İslam tarihine Cemel Vakası olarak geçen olay da bu seferin dönüşünde yaşandı. Hz. Ayşe de bu sefere Hz. Muhammed ile birlikte katılmıştı. Sefer dönüşü konakladıkları bir yerde sabaha karşı hareket emri verildiğinde Ayşe ihtiyaç için ordugâhtan uzaklaştı, dönüşte gerdanlığını düşürdüğünü fark ederek aramaya koyuldu ve konakladıkları yere geldiğinde kafilenin hareket ettiğini görüp beklemeye başladı. Ordunun artçılarından Safvan b. Muattal, Ayşe’yi devesine bindirip kafileye yetiştirdi. Başlangıçta kimsenin dikkatini çekmeyen bu olay, münafıkların başı Abdullah b. Ubey ve adamlarının dedikodusu yüzünden önemli bir soruna dönüştü. Hz. Muhammed, yapılan dedikodulardan etkilenerek Hz. Ayşe’ye kırıldı ve onu, babası Hz. Ebu bekir’in evine gönderdi. Hz. Muhammed, Ayşe ile birlikte geçirdiği sıkıntılı günlerden, indirilen ayet ile kurtuldu.

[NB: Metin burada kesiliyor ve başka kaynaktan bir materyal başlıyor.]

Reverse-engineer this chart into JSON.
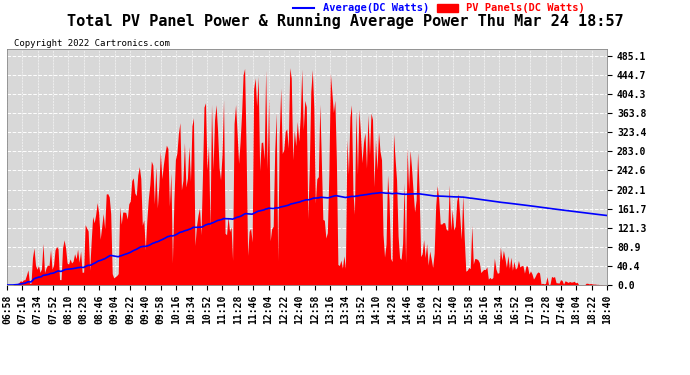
{
  "title": "Total PV Panel Power & Running Average Power Thu Mar 24 18:57",
  "copyright": "Copyright 2022 Cartronics.com",
  "legend_avg": "Average(DC Watts)",
  "legend_pv": "PV Panels(DC Watts)",
  "background_color": "#ffffff",
  "plot_bg_color": "#d8d8d8",
  "grid_color": "#ffffff",
  "fill_color": "#ff0000",
  "avg_line_color": "#0000ff",
  "yticks": [
    0.0,
    40.4,
    80.9,
    121.3,
    161.7,
    202.1,
    242.6,
    283.0,
    323.4,
    363.8,
    404.3,
    444.7,
    485.1
  ],
  "ymax": 500,
  "title_fontsize": 11,
  "tick_fontsize": 7,
  "time_labels": [
    "06:58",
    "07:16",
    "07:34",
    "07:52",
    "08:10",
    "08:28",
    "08:46",
    "09:04",
    "09:22",
    "09:40",
    "09:58",
    "10:16",
    "10:34",
    "10:52",
    "11:10",
    "11:28",
    "11:46",
    "12:04",
    "12:22",
    "12:40",
    "12:58",
    "13:16",
    "13:34",
    "13:52",
    "14:10",
    "14:28",
    "14:46",
    "15:04",
    "15:22",
    "15:40",
    "15:58",
    "16:16",
    "16:34",
    "16:52",
    "17:10",
    "17:28",
    "17:46",
    "18:04",
    "18:22",
    "18:40"
  ]
}
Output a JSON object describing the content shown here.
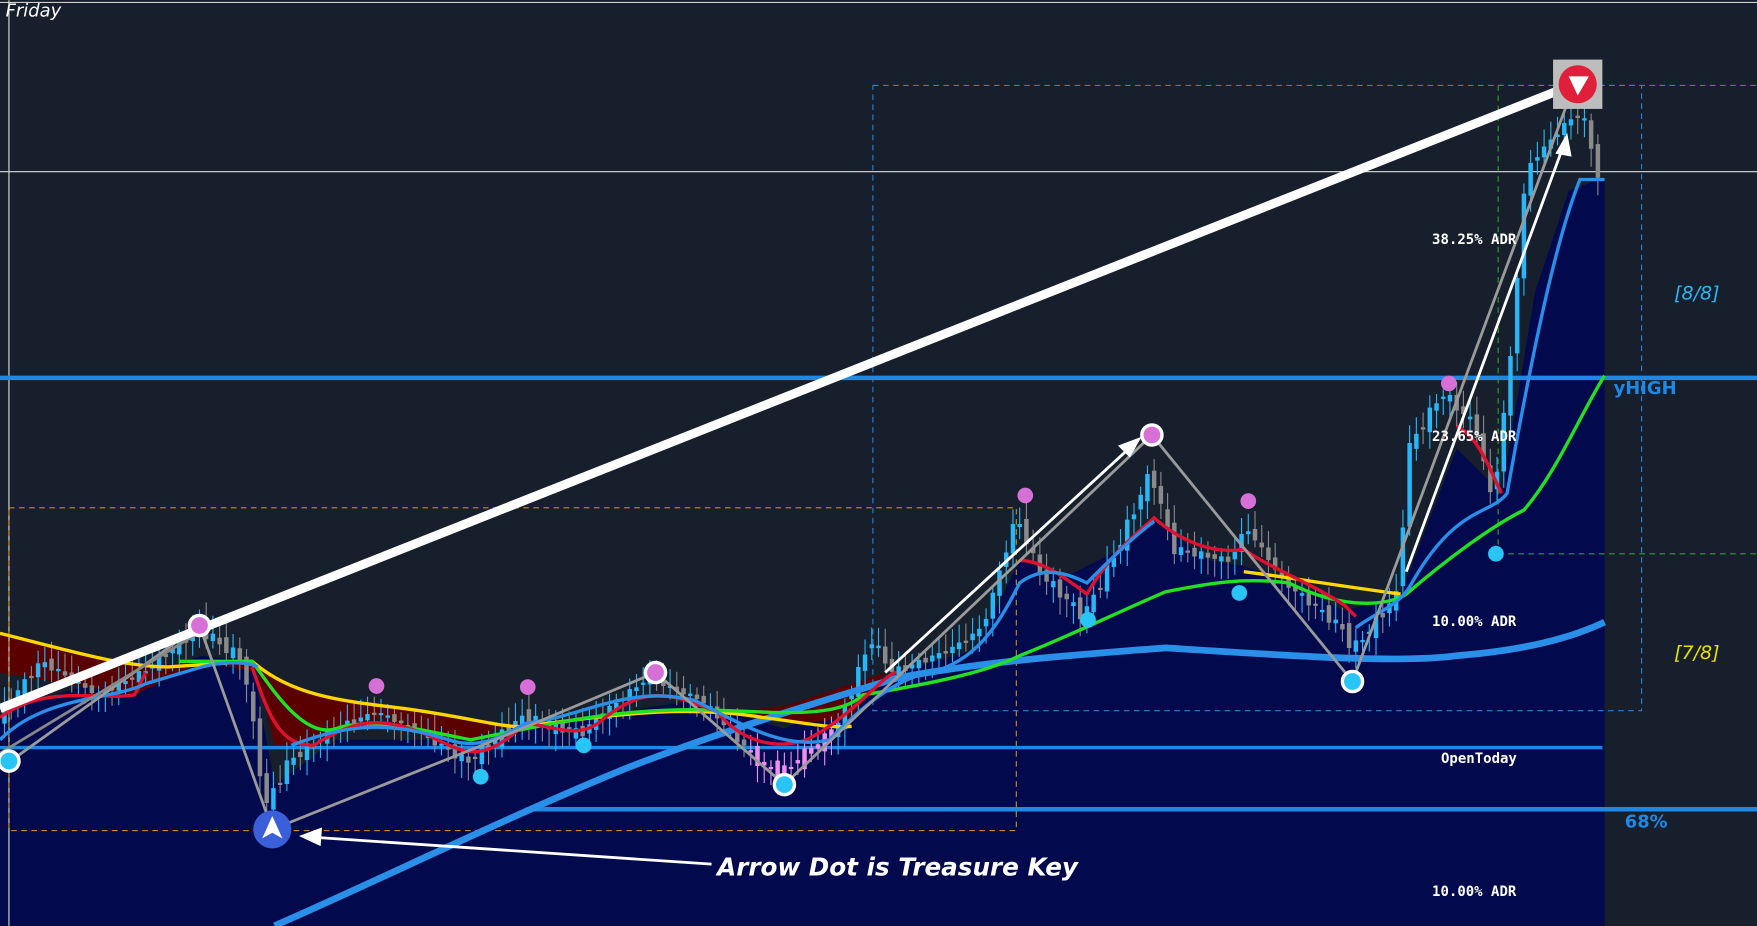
{
  "day_label": "Friday",
  "adr_labels": [
    "38.25% ADR",
    "23.65% ADR",
    "10.00% ADR",
    "10.00% ADR"
  ],
  "murrey_labels": [
    "[8/8]",
    "[7/8]"
  ],
  "level_labels": {
    "yhigh": "yHIGH",
    "open_today": "OpenToday",
    "percent": "68%"
  },
  "annotation": "Arrow Dot is Treasure Key"
}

Müşrikler Son Saldırılarından da Sonuç Alamadı
Mekkelilerin Medine’ye karşı son saldırısı Hendek Savaşı olmuştur. Bu sefere, Kureyşliler dışında çeşitli Arap kabileleriyle Medine’den çıkarılan Beni Nadir ve o sırada Medine’de kalan Beni Kurayza Yahudilerinden oluşan kalabalık bir grup katıldı. Hayber Kalesi’nde yaşayan Nadiroğulları’nın tahriki ile Mekkelilerin topladığı asker sayısı on bin kişiye ulaştı. Ebu Süfyan’ın komutasında harekete geçen Mekkelilere karşı Hz. Muhammed daha önce Arabistan yarımadası’nda hiç kullanılmamış bir savunma yöntemine başvurdu. Azatlı kölelerden Selman-ı Farisi, memleketi İran’da gördüğü savunma yöntemini Hz. Muhammed’e anlattı. Bu yöntemi uygulayan Hz. Muhammed, Medine’nin kuzey kesiminde büyük hendekler kazdırdı. Üç bin kişinin katıldığı bu çalışma kısa sürede tamamlandı. O tarihe kadar Arabistan Yarımadası’nda toplanmış en büyük ordu ile hendeklerin önüne gelen müşrikler, ilk defa karşılaştıkları bu savunma yöntemi karşısında ne yapacaklarını şaşırdılar. Yirmi gün boyunca sürdürdükleri kuşatmaya daha fazla dayanamayarak çıkan şiddetli bir fırtınanın ardından Nisan 627’de Mekke’ye döndüler.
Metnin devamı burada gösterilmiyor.